I don’t usually write a wrap-up but what the hey, there’s a first for everything. So anyway, today is August 31, 2015. This month has flew by even quicker than July. I certainly feel better than July. My thoughts are clearer and my head is certainly lighter.
So August 31. Can you believe 2016 is just 4 months away? Who knows what adventure will bring then.
Okay, so I began my blogging streak the day before my 22nd birthday. Define blogging streak. My definition of a blogging streak is not necessary that I post everyday. My definition of a blogging streak is I have been present in the blogging world, meaning, I have been participating in reading and commenting of others’ posts.
So I realize that I am very close to hitting that two-year mark on my blogging streak. Just less than a month…
This blog began so I can complain about my job, my life, and everything in between because at the time, life sucked, even more than now and my shell is not as tough as it is now. I cried more then from mom’s bullying than I do now.
After a while, however, I decided to turn this blog fiction because my brain was riddled with a million ideas that I had to let it out or I’d explode. I posted my first fiction story, no reader, not one at all.
I became discouraged and wanted to quit because that’s the type of person I am, someone who has commitment problems. When life gets hard, I quit but this time, I did not quit, I kept going. I’m older now, I’ve decided, more mature, I should commit myself to something and this is the first.
So far, this is the longest commitment I’ve ever held. Then this last month, that nagging feeling of wanting to quit began to creep back. The influencing thoughts at the back of my mind telling me, You’re too tired and it will take forever to write all these things down. Maybe tomorrow…
Those excuses gradually caused several things to happen, my posting activities have become extra light and my stats dropping steadily each week and the average views per day has been lower week-by-week.
Compare to earlier this year, this month is more or less a repeat of September or November. In fact, the number of post this month is so far the lowest of 2015.
Those three spikes you see above? Those are abnormal spikes. I didn’t post more than usual nor anything unusual.
On August 6 and 7, someone or someones went on various search engine and searched for my post, “What is Love” about a hundred times, literally though I don’t know why. The post has nothing to do with love.

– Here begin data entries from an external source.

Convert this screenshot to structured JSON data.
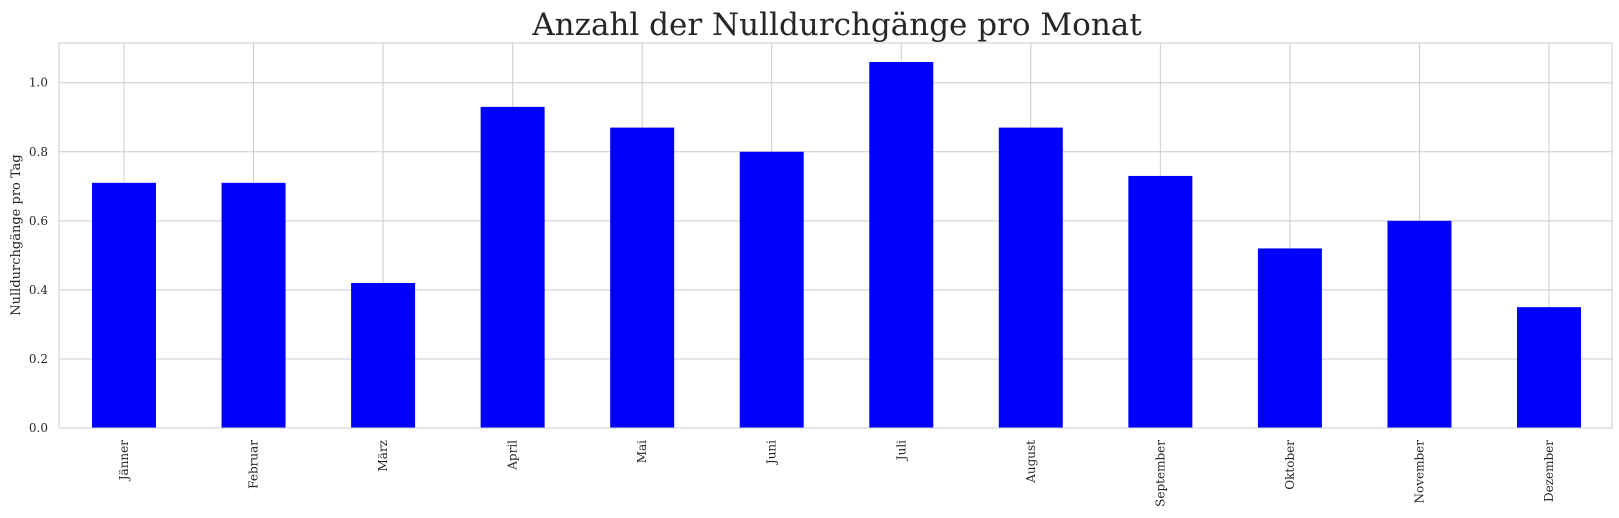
{
  "chart_data": {
    "type": "bar",
    "title": "Anzahl der Nulldurchgänge pro Monat",
    "xlabel": "",
    "ylabel": "Nulldurchgänge pro Tag",
    "categories": [
      "Jänner",
      "Februar",
      "März",
      "April",
      "Mai",
      "Juni",
      "Juli",
      "August",
      "September",
      "Oktober",
      "November",
      "Dezember"
    ],
    "values": [
      0.71,
      0.71,
      0.42,
      0.93,
      0.87,
      0.8,
      1.06,
      0.87,
      0.73,
      0.52,
      0.6,
      0.35
    ],
    "ylim": [
      0,
      1.115
    ],
    "yticks": [
      "0.0",
      "0.2",
      "0.4",
      "0.6",
      "0.8",
      "1.0"
    ],
    "ytick_values": [
      0,
      0.2,
      0.4,
      0.6,
      0.8,
      1.0
    ],
    "bar_color": "#0000ff",
    "grid": true,
    "legend": "none"
  }
}
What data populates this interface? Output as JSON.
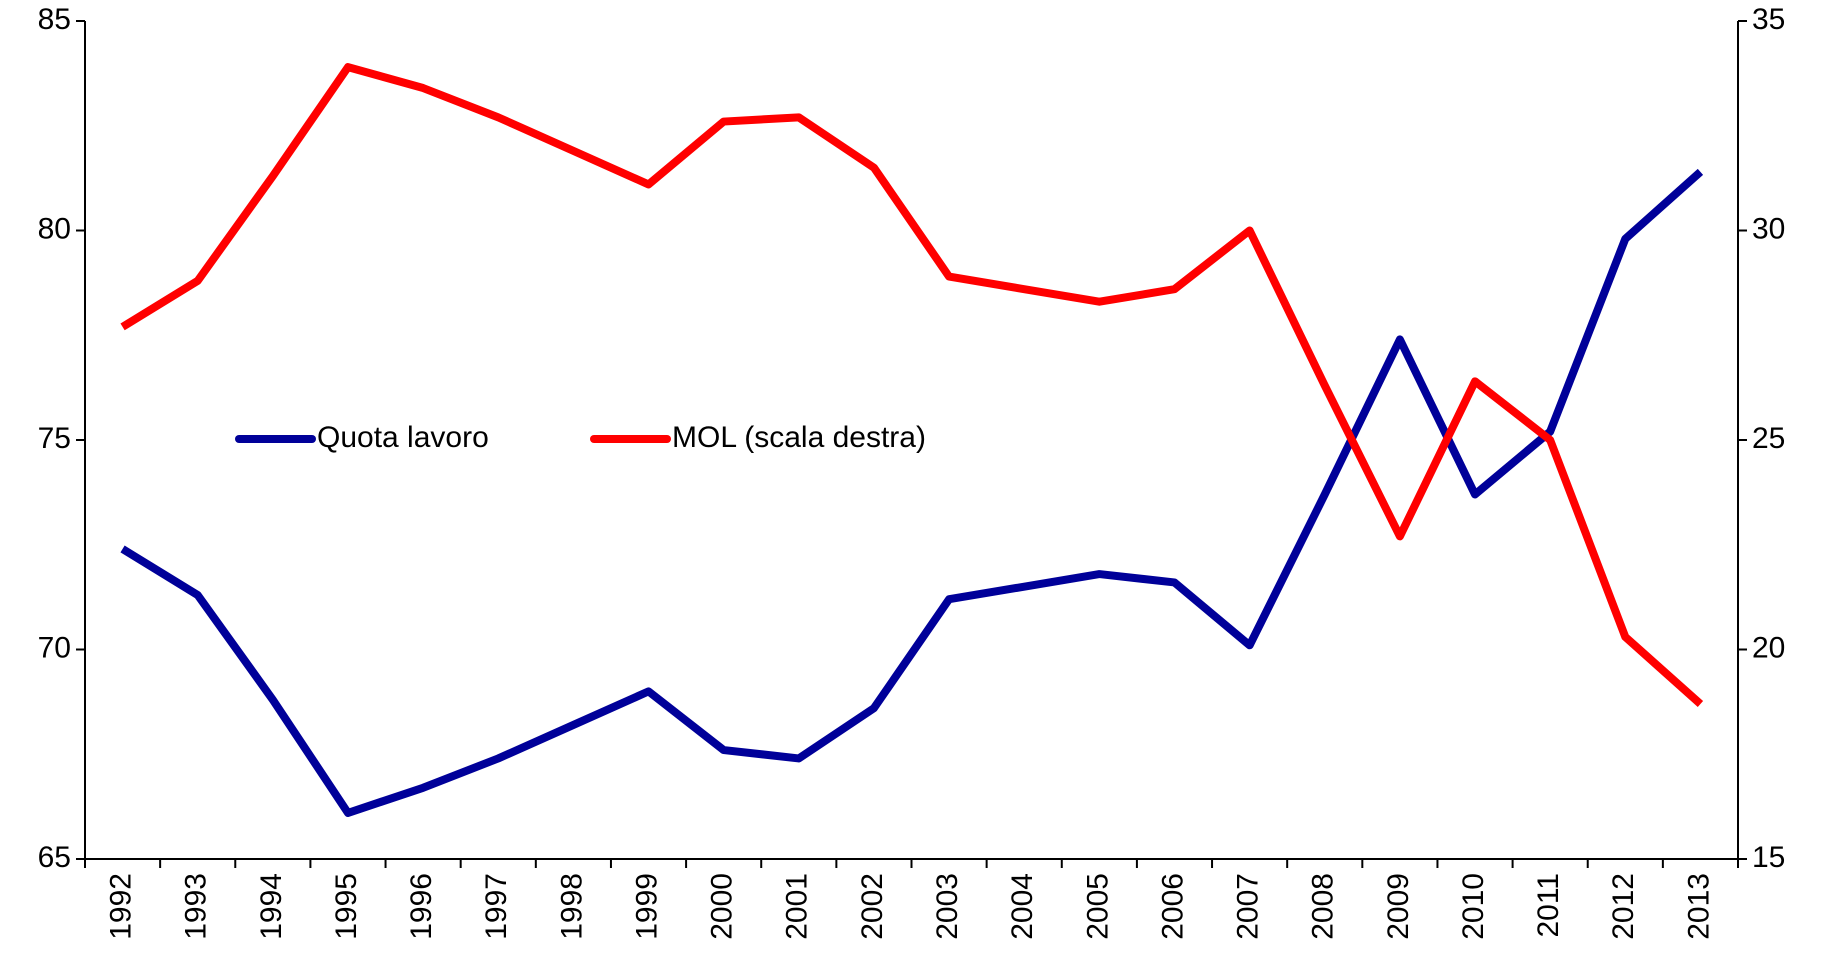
{
  "chart_data": {
    "type": "line",
    "categories": [
      "1992",
      "1993",
      "1994",
      "1995",
      "1996",
      "1997",
      "1998",
      "1999",
      "2000",
      "2001",
      "2002",
      "2003",
      "2004",
      "2005",
      "2006",
      "2007",
      "2008",
      "2009",
      "2010",
      "2011",
      "2012",
      "2013"
    ],
    "series": [
      {
        "name": "Quota lavoro",
        "color": "#000099",
        "axis": "y",
        "values": [
          72.4,
          71.3,
          68.8,
          66.1,
          66.7,
          67.4,
          68.2,
          69.0,
          67.6,
          67.4,
          68.6,
          71.2,
          71.5,
          71.8,
          71.6,
          70.1,
          73.7,
          77.4,
          73.7,
          75.2,
          79.8,
          81.4
        ]
      },
      {
        "name": "MOL (scala destra)",
        "color": "#ff0000",
        "axis": "y2",
        "values": [
          27.7,
          28.8,
          31.3,
          33.9,
          33.4,
          32.7,
          31.9,
          31.1,
          32.6,
          32.7,
          31.5,
          28.9,
          28.6,
          28.3,
          28.6,
          30.0,
          26.3,
          22.7,
          26.4,
          25.0,
          20.3,
          18.7
        ]
      }
    ],
    "ylim": [
      65,
      85
    ],
    "yticks": [
      65,
      70,
      75,
      80,
      85
    ],
    "y2lim": [
      15,
      35
    ],
    "y2ticks": [
      15,
      20,
      25,
      30,
      35
    ],
    "grid": false,
    "legend": "center-left"
  }
}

Then that third spike on the 10th, someone viewed my home page 110 times in a single hour. Other than those three unusual spikes, it’s been steady, falling but steady.
I should be disappointed but instead, I’m thrilled. One or two posts a day and still get this many views? I am impress.
To be honest, I thought I’d be able to post more after my exam but with so many problems going on at the two rental properties that I cannot even begin to explain and my mom’s amazing ability to break my train of thought every 5 minutes, I can hardly write even a single post.
At the same time, my mind has been fixed on finishing the novel, with the climax and ending constantly playing in my head even in my sleep. It seemed to have stopped in the last couple of days since I’ve written the climax.
Anyway, enough of my rambling, I just want to say four words, “I am not quitting!”
I am not quitting blogging. I am not quitting exercise; mainly because I’ve found an alternative to hard-core painful unrewarded exercising. I am not quitting meditating. I am not quitting writing. For once, I will commit to something and no matter how hard it gets sometimes, I’ll get through it.